News | April 27, 2012

New Report Shows Potential for Health Care Savings in Nuclear and Molecular Imaging


April 27, 2012 — Amidst growing concerns over healthcare costs, the Society of Nuclear Medicine (SNM) is offering a solution to help cut back on federal spending in its new report, “Imaging with CARE.” According to the report, an estimated $1.32 billion could be saved on nuclear and molecular imaging procedures over the next 10 years by taking steps to reduce the number of repeated scans due to poor quality images.

Approximately 130 million diagnostic radiology procedures—including X-rays, magnetic resonance imaging (MRI), computed tomography (CT) and nuclear medicine scans—are performed on 30 million Medicare enrollees each year. According to the Government Accountability Office, nuclear and molecular imaging scans account for $2.4 billion in costs. With an estimated four to seven percent of these procedures repeated due to poor imaging, Medicare spends $132 million in avoidable scans each year.

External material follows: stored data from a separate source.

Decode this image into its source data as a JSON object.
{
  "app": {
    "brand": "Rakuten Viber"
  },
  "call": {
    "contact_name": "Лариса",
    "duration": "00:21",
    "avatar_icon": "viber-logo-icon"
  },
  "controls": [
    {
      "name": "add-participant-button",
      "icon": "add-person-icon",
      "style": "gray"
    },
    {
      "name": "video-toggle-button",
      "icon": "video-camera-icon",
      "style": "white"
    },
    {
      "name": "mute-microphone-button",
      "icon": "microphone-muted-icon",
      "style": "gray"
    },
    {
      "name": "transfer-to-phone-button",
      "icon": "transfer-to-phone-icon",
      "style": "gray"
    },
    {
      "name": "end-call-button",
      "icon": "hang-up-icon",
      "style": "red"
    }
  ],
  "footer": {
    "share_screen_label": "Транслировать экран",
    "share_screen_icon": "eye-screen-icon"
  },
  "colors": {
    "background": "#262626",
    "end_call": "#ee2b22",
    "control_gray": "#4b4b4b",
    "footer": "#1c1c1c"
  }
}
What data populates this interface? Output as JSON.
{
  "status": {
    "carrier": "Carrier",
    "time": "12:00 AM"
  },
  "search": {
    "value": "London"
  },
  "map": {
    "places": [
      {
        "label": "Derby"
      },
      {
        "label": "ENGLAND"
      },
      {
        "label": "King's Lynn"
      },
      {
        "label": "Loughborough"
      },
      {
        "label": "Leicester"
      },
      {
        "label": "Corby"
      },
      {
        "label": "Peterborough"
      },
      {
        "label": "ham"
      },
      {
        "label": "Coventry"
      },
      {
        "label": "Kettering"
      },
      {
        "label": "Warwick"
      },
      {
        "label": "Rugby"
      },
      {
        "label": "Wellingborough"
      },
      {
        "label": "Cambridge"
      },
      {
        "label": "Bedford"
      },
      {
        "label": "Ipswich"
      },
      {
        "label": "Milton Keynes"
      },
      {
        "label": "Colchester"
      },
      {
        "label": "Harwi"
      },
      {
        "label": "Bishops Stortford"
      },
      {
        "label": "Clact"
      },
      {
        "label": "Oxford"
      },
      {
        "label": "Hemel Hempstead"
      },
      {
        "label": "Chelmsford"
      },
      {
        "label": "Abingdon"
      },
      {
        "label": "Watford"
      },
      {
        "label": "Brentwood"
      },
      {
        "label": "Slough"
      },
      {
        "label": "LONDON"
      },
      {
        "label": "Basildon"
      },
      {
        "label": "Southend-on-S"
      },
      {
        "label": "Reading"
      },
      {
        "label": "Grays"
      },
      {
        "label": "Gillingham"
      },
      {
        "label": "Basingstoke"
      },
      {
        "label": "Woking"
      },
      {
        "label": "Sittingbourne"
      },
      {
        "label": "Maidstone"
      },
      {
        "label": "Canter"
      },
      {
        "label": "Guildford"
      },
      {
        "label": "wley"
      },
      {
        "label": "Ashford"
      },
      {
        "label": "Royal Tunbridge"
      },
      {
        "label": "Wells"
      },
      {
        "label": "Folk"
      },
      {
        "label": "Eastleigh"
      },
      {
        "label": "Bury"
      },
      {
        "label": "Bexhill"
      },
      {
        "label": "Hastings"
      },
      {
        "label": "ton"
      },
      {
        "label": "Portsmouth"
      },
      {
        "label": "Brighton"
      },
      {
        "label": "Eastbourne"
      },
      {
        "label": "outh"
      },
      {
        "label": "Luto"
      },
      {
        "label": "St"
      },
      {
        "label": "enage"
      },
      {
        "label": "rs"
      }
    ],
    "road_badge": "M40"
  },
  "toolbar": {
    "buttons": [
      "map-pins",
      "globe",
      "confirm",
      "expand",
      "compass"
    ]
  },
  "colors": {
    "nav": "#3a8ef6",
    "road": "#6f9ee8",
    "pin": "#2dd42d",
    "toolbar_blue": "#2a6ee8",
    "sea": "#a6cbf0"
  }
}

“Having to repeat a nuclear or molecular imaging scan because of the poor quality of the original image is something that shouldn’t happen and something that can be fixed,” said Ann Marie Alessi, BS, CNMT, NCT, RT(N), president of SNM’s Technologist Section. “By ensuring that the technologists performing these scans have appropriate training and education, Congress can ensure that most of these repeated scans are avoided.”

Each year an estimated 17 million nuclear medicine and molecular imaging procedures are performed in hospitals and medical settings across the United States. Nuclear medicine procedures use radioactive substances to visualize the molecular processes through which the body functions. This provides physicians with unique data that can help personalize treatment for heart disease, cancer, brain disorders and other diseases.

Currently only 30 states and the District of Columbia[1] have certification or licensure provisions for nuclear medicine and molecular imaging technologists that require them to be certified by a national credentialing organization. Twenty states[2] do not regulate this profession at all.

“Many state regulations also include continuing education requirements,” added Alessi. “With new technologies upon us every year, it’s critical that nuclear medicine and molecular imaging technologists are up-to-date on the techniques needed to appropriately perform the imaging scans.”

Poor quality scans can also result in misdiagnosis of disease, delays in treatment and unnecessary anxiety for the patient. If additional testing is required, patients are exposed to an increased amount of radiation. While imaging can be an invaluable tool, the procedures do carry a potential health risk, and radiation can be harmful if administered improperly.

To improve the quality of medical imaging, the Consistency, Accuracy, Responsibility and Excellence in Medical Imaging (CARE) bill has been introduced in Congress. If enacted, the bill would establish minimum education and certification standards for personnel who perform nuclear medicine and molecular imaging procedures. As a result, institutions that provide medical imaging or radiation therapy to Medicare patients would be required to employ personnel who meet or exceed the standards set by the federal government.

The CARE bill is supported by the Alliance for Quality Medical Imaging and Radiation Therapy, a group co-founded by SNM, its Technologist Section and the American Society of Radiologic Technologists in 1998. Since then, an additional 20 organizations have joined the alliance; together, the 23 groups represent more than 500,000 health care professionals. The bill currently has 89 co-sponsors, and it is expected that companion legislation will be introduced in the U.S. Senate.

For more information: www.snm.org/CARE

1 Arizona, Arkansas, California, Delaware, District of Columbia, Florida, Hawaii, Illinois, Indiana, Iowa, Kansas, Kentucky, Louisiana, Maine, Maryland, Massachusetts, Mississippi, New Jersey, New Mexico, New York, Ohio, Oregon, Pennsylvania, Rhode Island, South Carolina, Texas, Utah, Vermont, Washington, West Virginia, Wyoming.

2 Alabama, Alaska, Colorado, Connecticut, Georgia, Idaho, Michigan, Minnesota, Missouri, Montana, Nebraska, Nevada, New Hampshire, North Carolina, North Dakota, Oklahoma, South Dakota, Tennessee, Virginia, Wisconsin.